Главкому захотелось, чтоб мичман исправился на ходу и назвал бы, наконец, его полное воинское звание.

– Здравствуйте, товарищ мичман! – сказал главком.

– Здравия желаю, товарищ адмирал! – сказал мичман. И снова промах.

Главком нахмурился и, демонстрируя безграничное терпение, поздоровался еще раз.

– Здравия! Желаю! Товарищ! Адмирал! – мичмана замкнуло.

– Однако, – подумал главком и, продолжая держать руку у головного убора, поздоровался в третий раз.

В воздухе повисло молчание. Мичман понял, что что-то не так, но он не знал что; на лице его шла упорная работа, шел поиск верного решения, и, пока он шел, здесь были все самые глубинные процессы рождения человеческой мысли.

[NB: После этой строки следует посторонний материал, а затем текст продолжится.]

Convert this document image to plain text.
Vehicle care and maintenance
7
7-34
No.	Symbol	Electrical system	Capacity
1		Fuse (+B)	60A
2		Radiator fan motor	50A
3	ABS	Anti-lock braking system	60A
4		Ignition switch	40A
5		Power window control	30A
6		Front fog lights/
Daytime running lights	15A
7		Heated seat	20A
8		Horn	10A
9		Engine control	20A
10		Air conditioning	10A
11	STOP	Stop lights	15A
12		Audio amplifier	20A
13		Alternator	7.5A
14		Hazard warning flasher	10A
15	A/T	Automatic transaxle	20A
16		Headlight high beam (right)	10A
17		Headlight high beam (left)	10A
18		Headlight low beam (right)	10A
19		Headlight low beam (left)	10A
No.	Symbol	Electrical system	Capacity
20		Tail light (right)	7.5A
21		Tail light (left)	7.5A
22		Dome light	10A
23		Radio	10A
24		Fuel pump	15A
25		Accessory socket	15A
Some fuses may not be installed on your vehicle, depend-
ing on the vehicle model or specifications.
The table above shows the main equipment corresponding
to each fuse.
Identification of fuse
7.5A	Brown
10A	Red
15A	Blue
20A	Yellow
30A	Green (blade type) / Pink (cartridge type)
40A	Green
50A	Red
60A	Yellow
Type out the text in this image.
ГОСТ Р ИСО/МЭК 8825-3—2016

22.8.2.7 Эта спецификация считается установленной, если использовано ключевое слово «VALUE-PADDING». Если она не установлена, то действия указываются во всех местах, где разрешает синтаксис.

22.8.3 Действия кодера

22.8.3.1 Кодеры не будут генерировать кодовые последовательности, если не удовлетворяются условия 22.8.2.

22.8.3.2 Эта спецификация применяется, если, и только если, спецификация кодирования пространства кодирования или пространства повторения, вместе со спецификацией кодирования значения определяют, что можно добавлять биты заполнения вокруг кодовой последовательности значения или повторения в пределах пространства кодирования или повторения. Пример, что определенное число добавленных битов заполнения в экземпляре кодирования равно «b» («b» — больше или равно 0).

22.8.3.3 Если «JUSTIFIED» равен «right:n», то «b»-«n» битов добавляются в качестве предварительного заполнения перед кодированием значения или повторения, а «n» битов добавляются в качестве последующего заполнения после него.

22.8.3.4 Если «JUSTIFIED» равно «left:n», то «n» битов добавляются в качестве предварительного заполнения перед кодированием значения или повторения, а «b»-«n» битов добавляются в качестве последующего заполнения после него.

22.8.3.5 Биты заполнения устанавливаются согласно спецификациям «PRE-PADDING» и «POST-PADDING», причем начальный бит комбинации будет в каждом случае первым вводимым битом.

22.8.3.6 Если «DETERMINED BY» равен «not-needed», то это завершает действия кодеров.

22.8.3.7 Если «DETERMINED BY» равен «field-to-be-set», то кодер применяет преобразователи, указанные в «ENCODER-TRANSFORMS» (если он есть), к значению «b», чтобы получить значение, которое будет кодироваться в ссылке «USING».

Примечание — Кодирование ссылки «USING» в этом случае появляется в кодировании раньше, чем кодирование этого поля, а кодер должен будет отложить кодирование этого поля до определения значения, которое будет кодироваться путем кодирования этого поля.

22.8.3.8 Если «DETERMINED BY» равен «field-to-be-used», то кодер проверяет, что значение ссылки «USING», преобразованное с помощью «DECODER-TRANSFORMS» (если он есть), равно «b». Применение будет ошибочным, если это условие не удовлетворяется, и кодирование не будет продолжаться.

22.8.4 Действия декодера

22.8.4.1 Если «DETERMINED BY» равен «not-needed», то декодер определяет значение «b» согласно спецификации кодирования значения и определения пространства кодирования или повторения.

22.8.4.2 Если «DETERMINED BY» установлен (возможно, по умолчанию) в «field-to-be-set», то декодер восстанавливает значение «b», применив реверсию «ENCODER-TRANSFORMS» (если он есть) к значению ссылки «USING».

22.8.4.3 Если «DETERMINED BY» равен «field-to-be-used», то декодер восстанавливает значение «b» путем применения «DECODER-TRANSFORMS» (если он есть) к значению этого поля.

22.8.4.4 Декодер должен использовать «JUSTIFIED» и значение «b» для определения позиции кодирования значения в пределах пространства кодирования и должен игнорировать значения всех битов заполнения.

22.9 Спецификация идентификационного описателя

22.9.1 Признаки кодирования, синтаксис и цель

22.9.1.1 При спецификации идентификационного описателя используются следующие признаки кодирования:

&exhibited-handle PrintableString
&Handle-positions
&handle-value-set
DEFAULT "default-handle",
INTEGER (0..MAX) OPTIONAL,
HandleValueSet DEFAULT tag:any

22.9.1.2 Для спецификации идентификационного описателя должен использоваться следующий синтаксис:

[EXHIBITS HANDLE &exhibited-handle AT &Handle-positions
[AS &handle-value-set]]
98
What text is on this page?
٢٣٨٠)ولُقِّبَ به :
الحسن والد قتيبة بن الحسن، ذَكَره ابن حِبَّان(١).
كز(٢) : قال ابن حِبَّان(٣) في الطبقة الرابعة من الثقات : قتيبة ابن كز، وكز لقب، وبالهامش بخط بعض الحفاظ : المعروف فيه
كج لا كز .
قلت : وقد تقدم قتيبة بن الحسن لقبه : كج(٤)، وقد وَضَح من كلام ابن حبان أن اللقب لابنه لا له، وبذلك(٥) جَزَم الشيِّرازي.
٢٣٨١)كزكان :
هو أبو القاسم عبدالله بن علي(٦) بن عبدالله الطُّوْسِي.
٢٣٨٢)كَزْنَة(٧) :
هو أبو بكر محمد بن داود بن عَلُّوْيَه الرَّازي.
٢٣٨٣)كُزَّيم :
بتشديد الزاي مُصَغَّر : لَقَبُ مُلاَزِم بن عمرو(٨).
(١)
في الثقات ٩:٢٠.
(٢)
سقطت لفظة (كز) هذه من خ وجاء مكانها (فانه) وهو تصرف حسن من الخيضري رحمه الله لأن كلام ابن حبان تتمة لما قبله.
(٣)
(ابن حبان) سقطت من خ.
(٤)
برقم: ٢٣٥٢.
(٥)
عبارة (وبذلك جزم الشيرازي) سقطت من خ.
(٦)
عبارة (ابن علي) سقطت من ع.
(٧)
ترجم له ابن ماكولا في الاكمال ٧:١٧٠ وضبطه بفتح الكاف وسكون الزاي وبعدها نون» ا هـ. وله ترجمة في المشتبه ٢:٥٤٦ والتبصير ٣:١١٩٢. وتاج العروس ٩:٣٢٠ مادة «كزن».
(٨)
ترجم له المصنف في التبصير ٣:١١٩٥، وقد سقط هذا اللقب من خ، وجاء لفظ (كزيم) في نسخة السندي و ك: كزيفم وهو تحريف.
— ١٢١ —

Мичман исчерпался, он ничего не нашел.

– Ур-ра!!! – вдруг громко, но тонко завыл он, чуть приоткрыв искаженный страданием рот. – Ур-раа!

Ур-ра!!!

Через полчаса он уже сидел в комнате отдыха вахты, привалившись к стенке и закрыв глаза, взмокший, безразличный, осунувшийся. Дрожь в коленях еще долго не унималась.

Праздники покатились своим чередом.

Пасть

– Пасть пошире открой… Та-ак… Где тут, говоришь, твои корни торчат? Ага, вот они…

Наш корабельный док бесцеремонно, как дрессировщик ко льву, залез в пасть к Паше-артиллеристу и надолго там заторчал.

Я бы доку свои клыки не доверил. Никогда в жизни. Паша, наверное, тоже, но его так разнесло, беднягу.

– Пойду к доку сдаваться, – сказал нам Паша, и мы его перекрестили. Лучше сразу выпить цианистого калия и не ходить к нашему доку. Начни он рвать зубы манекену – и манекен убежит в форточку. Не зря его зовут «табуретом». Табурет он и есть.

А командир его еще называет – «оскотиненное человекообразное».

Это за то, что он собаку укусил.

Было это так: пошли мы в кабак и напоили там дока до поросячьего визга. До состояния, так сказать, общего нестояния. Он нас честно предупредил: «Не надо, я пьяный – дурной», но мы не поверили. Через полчаса он уже пил без посторонней помощи. Влил в себя литр водки, потом шампанским отлакировал это дело и… и тут мы замечаем, что у него в глазах появляется какой-то нехороший блеск.

Первое, что он сделал, – это схватил за корму проплывающую мимо кобылистую тетку. Сжал в своей землечерпалке всю ее попочку и тупо наблюдал, как она верещит.

Пришлось нам срочно линять. Ведем его втроем, за руки за ноги, а он орет, дерется и показывает нам приемы кун-фу. И тащили мы его задами-огородами. На темной улочке попадаем на мужика с кобелем. Огромная такая овчарка.

При виде кобеля док возликовал, в один миг раскидал нас всех, бросился к псу, схватил его одной рукой за хвост, другой – за холку и посредине – укусил.